An alpha 2-macroglobulin (alpha 2M)-like proteinase inhibitor from plasma of the crayfish Pacifastacus leniusculus was purified to apparent homogeneity by acid precipitation, hydrophobic interaction chromatography, affinity chromatography on concanavalin A-Sepharose and anion-exchange chromatography. The subunit Mr is about 190,000. Pore-size-limit electrophoresis proved the native protein to be a dimer. The purified protein resembled vertebrate alpha 2 Ms in that it protected trypsin from inhibition by soyabean trypsin inhibitor, and in its sensitivity to methylamine treatment. Methylamine also prevented the protein from being autolytically cleaved into Mr 60,000 and 140,000 fragments when subjected to heat treatment. The amino acid composition showed similarities with both human alpha 2 M and an alpha 2 M-like protein from the arthropod Limulus polyphemus. These data indicate that this Pacifastacus alpha 2M-like protein (P alpha 2M) may be a distantly related homologue of vertebrate alpha 2Ms.

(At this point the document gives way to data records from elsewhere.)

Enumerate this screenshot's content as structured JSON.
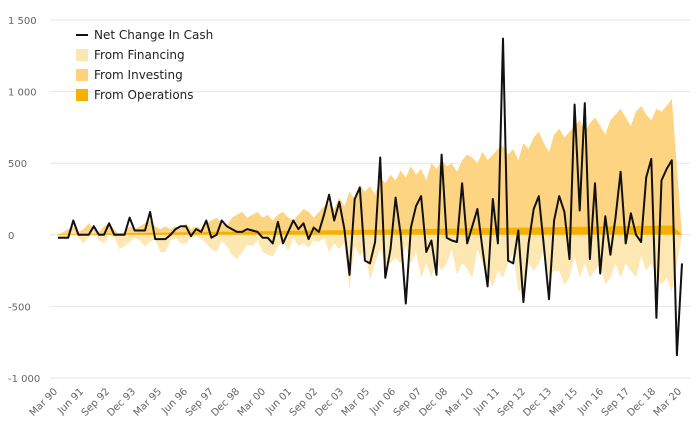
{
  "chart_data": {
    "type": "area",
    "title": "",
    "xlabel": "",
    "ylabel": "",
    "ylim": [
      -1000,
      1500
    ],
    "yticks": [
      1500,
      1000,
      500,
      0,
      -500,
      -1000
    ],
    "ytick_labels": [
      "1 500",
      "1 000",
      "500",
      "0",
      "-500",
      "-1 000"
    ],
    "xtick_labels": [
      "Mar 90",
      "Jun 91",
      "Sep 92",
      "Dec 93",
      "Mar 95",
      "Jun 96",
      "Sep 97",
      "Dec 98",
      "Mar 00",
      "Jun 01",
      "Sep 02",
      "Dec 03",
      "Mar 05",
      "Jun 06",
      "Sep 07",
      "Dec 08",
      "Mar 10",
      "Jun 11",
      "Sep 12",
      "Dec 13",
      "Mar 15",
      "Jun 16",
      "Sep 17",
      "Dec 18",
      "Mar 20"
    ],
    "grid": true,
    "legend_position": "top-left",
    "x_start": "Mar 90",
    "x_step": "quarter",
    "series": [
      {
        "name": "Net Change In Cash",
        "kind": "line",
        "color": "#111111",
        "values": [
          -20,
          -20,
          -20,
          100,
          0,
          0,
          0,
          60,
          0,
          0,
          80,
          0,
          0,
          0,
          120,
          30,
          30,
          30,
          160,
          -30,
          -30,
          -30,
          0,
          40,
          60,
          60,
          -10,
          40,
          20,
          100,
          -20,
          0,
          100,
          60,
          40,
          20,
          20,
          40,
          30,
          20,
          -20,
          -20,
          -60,
          90,
          -60,
          20,
          100,
          40,
          80,
          -30,
          50,
          20,
          140,
          280,
          100,
          230,
          40,
          -280,
          250,
          330,
          -180,
          -200,
          -50,
          540,
          -300,
          -100,
          260,
          0,
          -480,
          50,
          200,
          270,
          -120,
          -40,
          -280,
          560,
          -20,
          -40,
          -50,
          360,
          -60,
          60,
          180,
          -100,
          -360,
          250,
          -60,
          1370,
          -180,
          -200,
          30,
          -470,
          -60,
          180,
          270,
          -80,
          -450,
          100,
          270,
          160,
          -170,
          910,
          170,
          920,
          -170,
          360,
          -270,
          130,
          -140,
          120,
          440,
          -60,
          150,
          0,
          -50,
          400,
          530,
          -580,
          380,
          460,
          520,
          -840,
          -200
        ]
      },
      {
        "name": "From Financing",
        "kind": "area",
        "color": "#fde7b0",
        "values": [
          -20,
          -20,
          -10,
          40,
          -20,
          -60,
          -20,
          40,
          -40,
          -60,
          0,
          -20,
          -100,
          -80,
          -50,
          -20,
          -40,
          -80,
          -50,
          -30,
          -120,
          -120,
          -40,
          -20,
          -60,
          -60,
          -20,
          -10,
          -30,
          -60,
          -100,
          -120,
          -40,
          -80,
          -140,
          -170,
          -120,
          -70,
          -80,
          -40,
          -120,
          -140,
          -150,
          -80,
          -50,
          -110,
          -20,
          -80,
          -60,
          -90,
          -40,
          -50,
          -20,
          -120,
          -60,
          -100,
          -60,
          -380,
          -80,
          -150,
          -100,
          -320,
          -200,
          -100,
          -200,
          -200,
          -160,
          -200,
          -80,
          -200,
          -120,
          -300,
          -200,
          -300,
          -180,
          -250,
          -200,
          -100,
          -280,
          -200,
          -240,
          -300,
          -100,
          -200,
          -300,
          -360,
          -250,
          -300,
          -200,
          -120,
          -400,
          -350,
          -200,
          -250,
          -200,
          -100,
          -300,
          -250,
          -250,
          -350,
          -300,
          -150,
          -300,
          -200,
          -300,
          -250,
          -200,
          -350,
          -300,
          -200,
          -300,
          -200,
          -250,
          -300,
          -150,
          -250,
          -200,
          -300,
          -350,
          -300,
          -400
        ]
      },
      {
        "name": "From Investing",
        "kind": "area",
        "color": "#fdd27a",
        "values": [
          0,
          20,
          40,
          60,
          20,
          40,
          80,
          40,
          20,
          60,
          80,
          40,
          0,
          20,
          60,
          40,
          60,
          80,
          100,
          60,
          40,
          60,
          40,
          60,
          40,
          80,
          40,
          60,
          40,
          80,
          100,
          120,
          80,
          60,
          120,
          140,
          160,
          120,
          140,
          160,
          120,
          140,
          100,
          140,
          160,
          120,
          100,
          140,
          180,
          160,
          120,
          160,
          200,
          220,
          180,
          260,
          200,
          300,
          250,
          350,
          300,
          340,
          280,
          400,
          360,
          420,
          380,
          450,
          400,
          480,
          420,
          460,
          380,
          500,
          460,
          520,
          480,
          500,
          440,
          520,
          560,
          540,
          500,
          580,
          520,
          560,
          600,
          620,
          560,
          600,
          520,
          640,
          600,
          680,
          720,
          640,
          580,
          700,
          740,
          680,
          720,
          760,
          800,
          720,
          780,
          820,
          760,
          700,
          800,
          840,
          880,
          820,
          760,
          860,
          900,
          840,
          800,
          880,
          860,
          900,
          950
        ]
      },
      {
        "name": "From Operations",
        "kind": "area",
        "color": "#f5b000",
        "values": [
          5,
          5,
          6,
          6,
          7,
          7,
          8,
          8,
          9,
          9,
          10,
          10,
          11,
          11,
          12,
          12,
          13,
          13,
          14,
          14,
          15,
          15,
          16,
          16,
          17,
          17,
          18,
          18,
          19,
          19,
          20,
          20,
          21,
          21,
          22,
          22,
          23,
          23,
          24,
          24,
          25,
          25,
          26,
          26,
          27,
          27,
          28,
          28,
          29,
          29,
          30,
          30,
          31,
          31,
          32,
          32,
          33,
          33,
          34,
          34,
          35,
          35,
          36,
          36,
          37,
          37,
          38,
          38,
          39,
          39,
          40,
          40,
          41,
          41,
          42,
          42,
          43,
          43,
          44,
          44,
          45,
          45,
          46,
          46,
          47,
          47,
          48,
          48,
          49,
          49,
          50,
          50,
          51,
          51,
          52,
          52,
          53,
          53,
          54,
          54,
          55,
          55,
          56,
          56,
          57,
          57,
          58,
          58,
          59,
          59,
          60,
          60,
          61,
          61,
          62,
          62,
          63,
          63,
          64,
          64,
          65
        ]
      }
    ]
  }
}
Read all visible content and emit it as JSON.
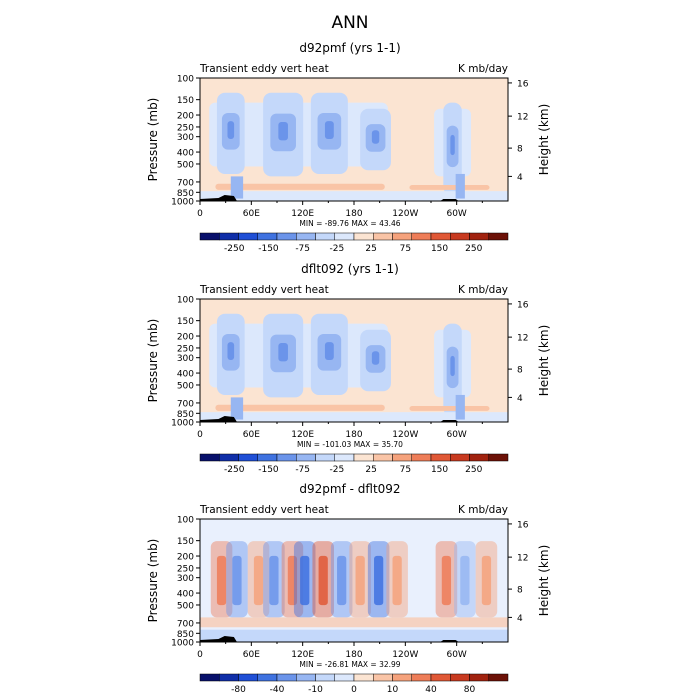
{
  "figure_title": "ANN",
  "colors": {
    "blues": [
      "#08106b",
      "#0f2ea8",
      "#1f4fd6",
      "#3f72e0",
      "#6b94ea",
      "#97b6f2",
      "#c4d8fa",
      "#dce8fc"
    ],
    "reds": [
      "#fbe4d2",
      "#f9c4a6",
      "#f5a27c",
      "#ee7d58",
      "#e05836",
      "#c83a20",
      "#a1220f",
      "#6c1107"
    ],
    "topography": "#000000"
  },
  "chart_data": [
    {
      "type": "heatmap",
      "title": "d92pmf (yrs 1-1)",
      "left_label": "Transient eddy vert heat",
      "right_label": "K mb/day",
      "xlabel": "",
      "ylabel": "Pressure (mb)",
      "ylabel_right": "Height (km)",
      "x_ticks": [
        "0",
        "60E",
        "120E",
        "180",
        "120W",
        "60W"
      ],
      "y_ticks": [
        "100",
        "150",
        "200",
        "250",
        "300",
        "400",
        "500",
        "700",
        "850",
        "1000"
      ],
      "y_ticks_right": [
        "16",
        "12",
        "8",
        "4"
      ],
      "stats": "MIN = -89.76   MAX =  43.46",
      "colorbar_labels": [
        "-250",
        "-150",
        "-75",
        "-25",
        "25",
        "75",
        "150",
        "250"
      ],
      "background_level": 0
    },
    {
      "type": "heatmap",
      "title": "dflt092 (yrs 1-1)",
      "left_label": "Transient eddy vert heat",
      "right_label": "K mb/day",
      "xlabel": "",
      "ylabel": "Pressure (mb)",
      "ylabel_right": "Height (km)",
      "x_ticks": [
        "0",
        "60E",
        "120E",
        "180",
        "120W",
        "60W"
      ],
      "y_ticks": [
        "100",
        "150",
        "200",
        "250",
        "300",
        "400",
        "500",
        "700",
        "850",
        "1000"
      ],
      "y_ticks_right": [
        "16",
        "12",
        "8",
        "4"
      ],
      "stats": "MIN = -101.03   MAX =  35.70",
      "colorbar_labels": [
        "-250",
        "-150",
        "-75",
        "-25",
        "25",
        "75",
        "150",
        "250"
      ],
      "background_level": 0
    },
    {
      "type": "heatmap",
      "title": "d92pmf - dflt092",
      "left_label": "Transient eddy vert heat",
      "right_label": "K mb/day",
      "xlabel": "",
      "ylabel": "Pressure (mb)",
      "ylabel_right": "Height (km)",
      "x_ticks": [
        "0",
        "60E",
        "120E",
        "180",
        "120W",
        "60W"
      ],
      "y_ticks": [
        "100",
        "150",
        "200",
        "250",
        "300",
        "400",
        "500",
        "700",
        "850",
        "1000"
      ],
      "y_ticks_right": [
        "16",
        "12",
        "8",
        "4"
      ],
      "stats": "MIN = -26.81   MAX =  32.99",
      "colorbar_labels": [
        "-80",
        "-40",
        "-10",
        "0",
        "10",
        "40",
        "80"
      ],
      "background_level": 0
    }
  ]
}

通过酸沉淀、疏水相互作用色谱、伴刀豆球蛋白A-琼脂糖亲和色谱和阴离子交换色谱,从美洲螯龙虾血浆中纯化出一种α2-巨球蛋白(α2M)样蛋白酶抑制剂,达到了表观均一性。亚基的相对分子质量约为190,000。孔径极限电泳证明天然蛋白是二聚体。纯化后的蛋白与脊椎动物α2M相似,它能保护胰蛋白酶不被大豆胰蛋白酶抑制剂抑制,并且对甲胺处理敏感。甲胺还能防止该蛋白在热处理时自溶裂解成相对分子质量为60,000和140,000的片段。氨基酸组成显示其与人类α2M以及节肢动物鲎的一种α2M样蛋白都有相似之处。这些数据表明这种美洲螯龙虾α2M样蛋白(Pα2M)可能是脊椎动物α2M的远亲同源物。